Home management system

I am developing a home management system which performs thee following:

  1. I scan and upload a document to my Google Drive as a PDF
  2. Trigger for the workflow to start is from seeing a new file appear in a Google Drive folder
  3. The PDF file is fed directly into an AI agent, which analyses the document, renames it accordingly and files it in the appropriate folder in Google drive.
  4. If the AI agent determines that action needs to be taken then I receive an email notifying me of the action.

I have all my workflow working apart from the recognition of the content of the PDF. I assume this is because the PDF is just an image encapsulated within a PDF rapper. I have tried using an OCR method, extracting the text before passing to he AI agent, but with no success. I don’t really understand why I need to OCR the document as I would have expected the AI agent to analyse the PDF.

Please can someone advise on how to carry out this PDF analysis.

did you try asking the AI agent to analyze the content in either image format etc ?

@sandy4v thanks for you response. What image formats are you referring to? When I scan the document using the Google Drive scan facility, the images of the document are being placed into a PDF rapper. I am therefore not asking the AI Agent to analyse a JPG or PNG. I’m not sure why I have this problem with feeding the PDF into the AI agent as if I upload the PDF to Grok, Gemini or Chatgpt, they are able to read and analyse the document with no problems.

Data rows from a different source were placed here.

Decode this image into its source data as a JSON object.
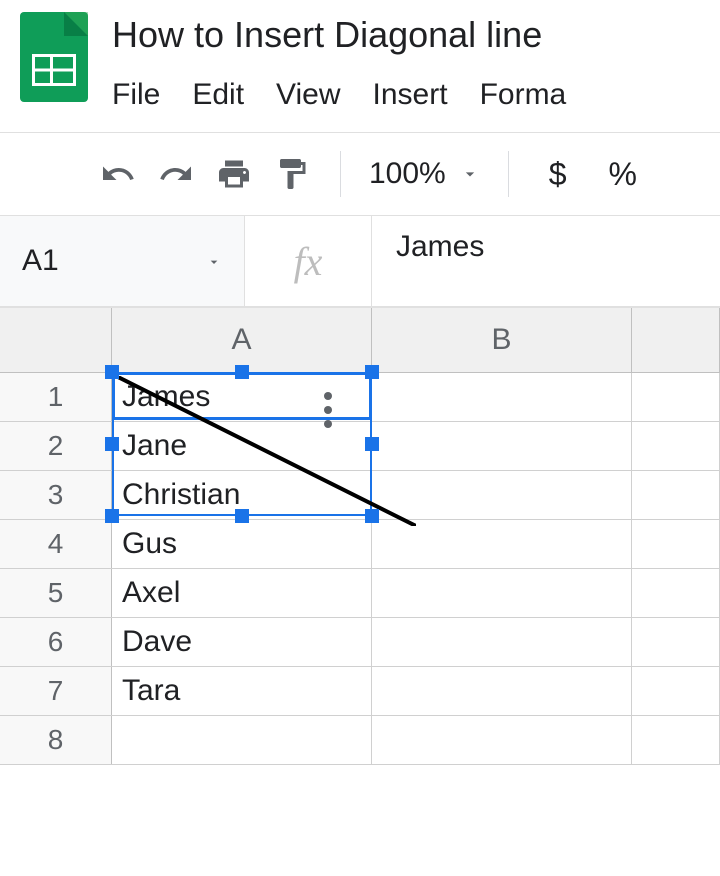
{
  "doc_title": "How to Insert Diagonal line",
  "menu": {
    "file": "File",
    "edit": "Edit",
    "view": "View",
    "insert": "Insert",
    "format": "Forma"
  },
  "toolbar": {
    "zoom": "100%",
    "currency": "$",
    "percent": "%"
  },
  "formula_bar": {
    "cell_ref": "A1",
    "fx_label": "fx",
    "value": "James"
  },
  "columns": [
    "A",
    "B"
  ],
  "rows": [
    {
      "num": "1",
      "a": "James",
      "b": ""
    },
    {
      "num": "2",
      "a": "Jane",
      "b": ""
    },
    {
      "num": "3",
      "a": "Christian",
      "b": ""
    },
    {
      "num": "4",
      "a": "Gus",
      "b": ""
    },
    {
      "num": "5",
      "a": "Axel",
      "b": ""
    },
    {
      "num": "6",
      "a": "Dave",
      "b": ""
    },
    {
      "num": "7",
      "a": "Tara",
      "b": ""
    },
    {
      "num": "8",
      "a": "",
      "b": ""
    }
  ]
}
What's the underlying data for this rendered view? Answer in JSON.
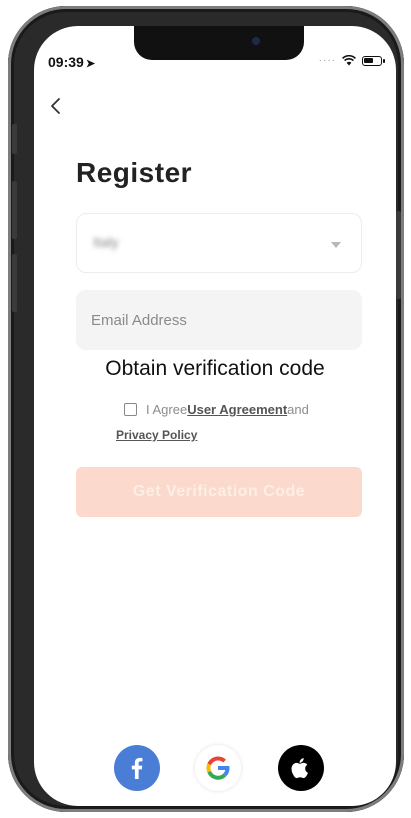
{
  "status_bar": {
    "time": "09:39",
    "location_glyph": "➤"
  },
  "page": {
    "title": "Register",
    "country_select": {
      "value": "Italy"
    },
    "email_field": {
      "placeholder": "Email Address",
      "value": ""
    },
    "obtain_text": "Obtain verification code",
    "agreement": {
      "prefix": "I Agree",
      "user_agreement_link": "User Agreement",
      "conjunction": "and",
      "privacy_policy_link": "Privacy Policy",
      "checked": false
    },
    "get_code_button": {
      "label": "Get Verification Code",
      "enabled": false
    }
  },
  "social_logins": [
    {
      "name": "facebook",
      "icon": "facebook-icon",
      "color": "#4a7dd6"
    },
    {
      "name": "google",
      "icon": "google-icon"
    },
    {
      "name": "apple",
      "icon": "apple-icon",
      "color": "#000000"
    }
  ],
  "colors": {
    "accent_disabled": "#fbd9cc",
    "brand_facebook": "#4a7dd6"
  }
}
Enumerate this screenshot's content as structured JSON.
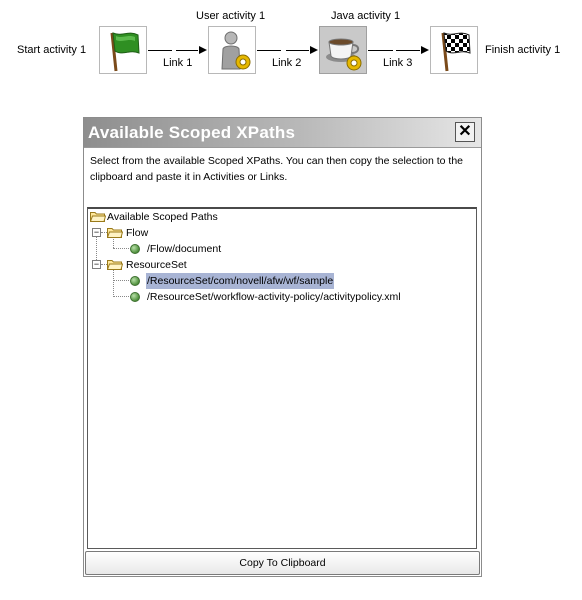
{
  "workflow": {
    "nodes": [
      {
        "id": "start",
        "label": "Start activity 1",
        "icon": "green-flag-icon"
      },
      {
        "id": "user",
        "label": "User activity 1",
        "icon": "user-gear-icon"
      },
      {
        "id": "java",
        "label": "Java activity 1",
        "icon": "coffee-cup-gear-icon"
      },
      {
        "id": "finish",
        "label": "Finish activity 1",
        "icon": "checkered-flag-icon"
      }
    ],
    "links": [
      "Link 1",
      "Link 2",
      "Link 3"
    ]
  },
  "dialog": {
    "title": "Available Scoped XPaths",
    "close": "✕",
    "instructions": "Select from the available Scoped XPaths.  You can then copy the selection to the clipboard and paste it in Activities or Links.",
    "tree": {
      "root": "Available Scoped Paths",
      "groups": [
        {
          "label": "Flow",
          "items": [
            "/Flow/document"
          ]
        },
        {
          "label": "ResourceSet",
          "items": [
            "/ResourceSet/com/novell/afw/wf/sample",
            "/ResourceSet/workflow-activity-policy/activitypolicy.xml"
          ]
        }
      ],
      "selected": "/ResourceSet/com/novell/afw/wf/sample"
    },
    "copy_button": "Copy To Clipboard"
  },
  "colors": {
    "title_gradient_start": "#8e8e8e",
    "title_gradient_end": "#e6e6e6",
    "selection": "#a8b4d4",
    "flag_green": "#2f8f22",
    "gear_yellow": "#e6b800"
  }
}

Also within Google Drive, gemini can read the PDFs with no issue at all. Could I ask if you or anybody on this forum are performing a similar operation with success?

can you paste your workflow code in here and I can try to replicate it at my end

Hi Sandy, I am very new to this forum and n8n. If I share my workflow in this forum how can I avoid sharing any credentials or private information?

if you are using the credential variables , they dont get exported. If you have API keys passed as parameters they will be exposed. you can create a copy if in doubt and delete all the credentials or setup a google meet and I will jump on it to see how I can help

@sandy4v thank you so much for your kind offer of help. I am currently working on a possible fix for my workflow by using Mistral to do the OCR before passing the content of the document through AI. I am happy to share the outcome with you as to whether successful or not and if I need any further help.

I would love to know the result regardless I will learn something :slight_smile:

Hey DanielS, just came across your post on this and this was also something i was looking to do for my document management. Did you have any luck with this and if so would it be possibel to share your workflow.